To validate their findings, the researchers turned to an independent dataset of 366 colon cancer patients drawn this time from the National Cancer Institute's Cancer Diagnosis Program — 48 patients here were CDX2-negative while 318 patients were CDX2-positive. As in their previous analysis of the NCBI-GEO set, CDX2-negative tumors were associated with a worse five-year prognosis than CDX2-positive tumors — 48 percent of CDX2-negative patients survived longer than five years versus 71 percent of CDX2-positive cases. CDX2-negative patients also had worse overall survival and disease-specific survival rates compared to CDX2-positive patients — 33 percent versus 59 percent and 45 percent versus 72 percent, respectively.

The researchers also found evidence to show that treating stage II and III colon cancer patients with CDX2-negative tumors with chemotherapy following surgery could improve their survival. They analyzed data from a cohort of about 1,800 patients with stage II and III colon cancers, finding that 91 percent of CDX2-negative stage II colon cancer patients survived five years disease-free when they were treated with chemotherapy after surgery.

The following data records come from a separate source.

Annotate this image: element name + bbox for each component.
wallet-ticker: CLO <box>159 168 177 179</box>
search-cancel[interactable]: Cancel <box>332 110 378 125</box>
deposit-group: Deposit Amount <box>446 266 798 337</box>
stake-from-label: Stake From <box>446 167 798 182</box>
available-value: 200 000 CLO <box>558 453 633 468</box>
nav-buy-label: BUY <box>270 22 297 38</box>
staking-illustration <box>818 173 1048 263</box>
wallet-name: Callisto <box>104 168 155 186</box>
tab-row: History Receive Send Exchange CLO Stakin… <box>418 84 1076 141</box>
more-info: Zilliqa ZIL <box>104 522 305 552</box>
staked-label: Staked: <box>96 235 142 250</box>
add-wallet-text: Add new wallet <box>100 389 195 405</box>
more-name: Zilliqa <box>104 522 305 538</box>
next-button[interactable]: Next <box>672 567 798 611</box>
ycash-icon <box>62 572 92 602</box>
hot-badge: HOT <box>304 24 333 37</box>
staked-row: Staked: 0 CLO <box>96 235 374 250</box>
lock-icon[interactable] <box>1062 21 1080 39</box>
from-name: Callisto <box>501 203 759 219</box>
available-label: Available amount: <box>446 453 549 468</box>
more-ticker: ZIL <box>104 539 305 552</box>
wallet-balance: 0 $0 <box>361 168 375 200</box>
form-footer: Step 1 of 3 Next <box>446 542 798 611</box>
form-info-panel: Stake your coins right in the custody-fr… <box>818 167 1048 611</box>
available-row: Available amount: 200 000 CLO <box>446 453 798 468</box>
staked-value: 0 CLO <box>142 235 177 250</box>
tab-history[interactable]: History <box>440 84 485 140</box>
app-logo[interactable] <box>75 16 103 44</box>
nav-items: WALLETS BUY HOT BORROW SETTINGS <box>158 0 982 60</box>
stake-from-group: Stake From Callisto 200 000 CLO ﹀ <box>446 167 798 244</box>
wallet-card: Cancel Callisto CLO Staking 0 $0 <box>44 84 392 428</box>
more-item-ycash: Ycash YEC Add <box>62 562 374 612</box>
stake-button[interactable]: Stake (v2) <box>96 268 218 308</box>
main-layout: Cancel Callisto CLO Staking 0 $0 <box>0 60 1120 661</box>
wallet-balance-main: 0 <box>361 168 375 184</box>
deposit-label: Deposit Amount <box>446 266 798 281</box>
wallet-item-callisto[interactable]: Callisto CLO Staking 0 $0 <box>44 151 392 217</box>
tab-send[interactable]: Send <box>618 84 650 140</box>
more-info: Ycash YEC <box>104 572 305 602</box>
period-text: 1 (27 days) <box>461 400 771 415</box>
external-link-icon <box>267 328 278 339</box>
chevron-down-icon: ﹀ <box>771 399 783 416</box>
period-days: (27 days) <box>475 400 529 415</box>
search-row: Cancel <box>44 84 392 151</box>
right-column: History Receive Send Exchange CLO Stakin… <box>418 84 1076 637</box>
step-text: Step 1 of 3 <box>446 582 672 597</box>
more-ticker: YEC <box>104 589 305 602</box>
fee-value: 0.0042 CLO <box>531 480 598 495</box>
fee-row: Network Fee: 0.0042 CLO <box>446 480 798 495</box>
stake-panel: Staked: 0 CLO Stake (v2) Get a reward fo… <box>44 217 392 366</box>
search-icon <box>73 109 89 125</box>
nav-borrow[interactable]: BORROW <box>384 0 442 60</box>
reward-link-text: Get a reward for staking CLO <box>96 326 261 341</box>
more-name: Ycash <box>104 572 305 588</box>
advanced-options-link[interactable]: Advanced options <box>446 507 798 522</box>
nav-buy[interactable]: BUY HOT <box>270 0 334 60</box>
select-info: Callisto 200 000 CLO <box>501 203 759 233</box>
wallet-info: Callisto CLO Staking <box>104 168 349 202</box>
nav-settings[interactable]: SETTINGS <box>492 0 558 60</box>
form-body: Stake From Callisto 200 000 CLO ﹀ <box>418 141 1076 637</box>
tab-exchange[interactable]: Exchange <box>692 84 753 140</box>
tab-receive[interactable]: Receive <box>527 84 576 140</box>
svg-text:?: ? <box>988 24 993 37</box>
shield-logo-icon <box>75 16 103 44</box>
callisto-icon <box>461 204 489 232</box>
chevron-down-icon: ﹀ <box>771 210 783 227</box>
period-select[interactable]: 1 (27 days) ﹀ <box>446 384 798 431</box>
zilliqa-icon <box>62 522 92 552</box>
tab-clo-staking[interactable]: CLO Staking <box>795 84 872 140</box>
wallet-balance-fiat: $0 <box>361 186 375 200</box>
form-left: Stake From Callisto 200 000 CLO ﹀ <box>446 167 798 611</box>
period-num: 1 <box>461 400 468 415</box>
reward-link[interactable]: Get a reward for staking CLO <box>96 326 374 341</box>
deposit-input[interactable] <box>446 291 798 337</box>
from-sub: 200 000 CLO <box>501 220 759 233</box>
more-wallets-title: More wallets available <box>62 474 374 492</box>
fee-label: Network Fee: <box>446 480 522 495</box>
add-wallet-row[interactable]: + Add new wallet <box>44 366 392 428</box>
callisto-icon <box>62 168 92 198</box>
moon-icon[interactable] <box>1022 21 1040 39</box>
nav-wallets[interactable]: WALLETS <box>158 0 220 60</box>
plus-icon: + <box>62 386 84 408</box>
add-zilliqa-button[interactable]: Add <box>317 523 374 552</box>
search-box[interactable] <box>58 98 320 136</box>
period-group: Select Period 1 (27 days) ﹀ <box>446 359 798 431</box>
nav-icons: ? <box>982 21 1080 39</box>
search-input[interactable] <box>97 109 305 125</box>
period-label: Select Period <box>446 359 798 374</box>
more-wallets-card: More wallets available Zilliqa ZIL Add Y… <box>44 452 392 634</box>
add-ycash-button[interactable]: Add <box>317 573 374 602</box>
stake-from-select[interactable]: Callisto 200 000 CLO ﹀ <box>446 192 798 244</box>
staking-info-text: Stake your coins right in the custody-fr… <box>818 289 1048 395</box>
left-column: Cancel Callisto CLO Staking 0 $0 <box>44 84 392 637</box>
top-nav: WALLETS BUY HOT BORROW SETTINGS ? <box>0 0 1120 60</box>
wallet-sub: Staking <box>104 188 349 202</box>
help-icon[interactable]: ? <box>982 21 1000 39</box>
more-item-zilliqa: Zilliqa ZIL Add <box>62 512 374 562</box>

In contrast, only 56 percent of CDX2-negative Stage II colon cancer patients who did not receive chemotherapy after surgery survived five years disease-free. The stage III subgroup also showed higher rates of survival for CDX2-negative cases; 74 percent of patients treated with chemotherapy post-surgery versus 37 percent with no chemotherapy.

The next step would be to test CDX2's prognostic efficacy in prospective clinical trials. That's not a task that Sahoo plans to take on himself — he's a computer scientist by training not a clinician — but he hopes that the NEJM paper spurs an independent group to action. "I think a prospective study should be independent ... and they need expert physician scientists who can dedicate their time to conduct the trial," he said. "I think there [will be] a lot of interest in using this because this will save a lot of lives."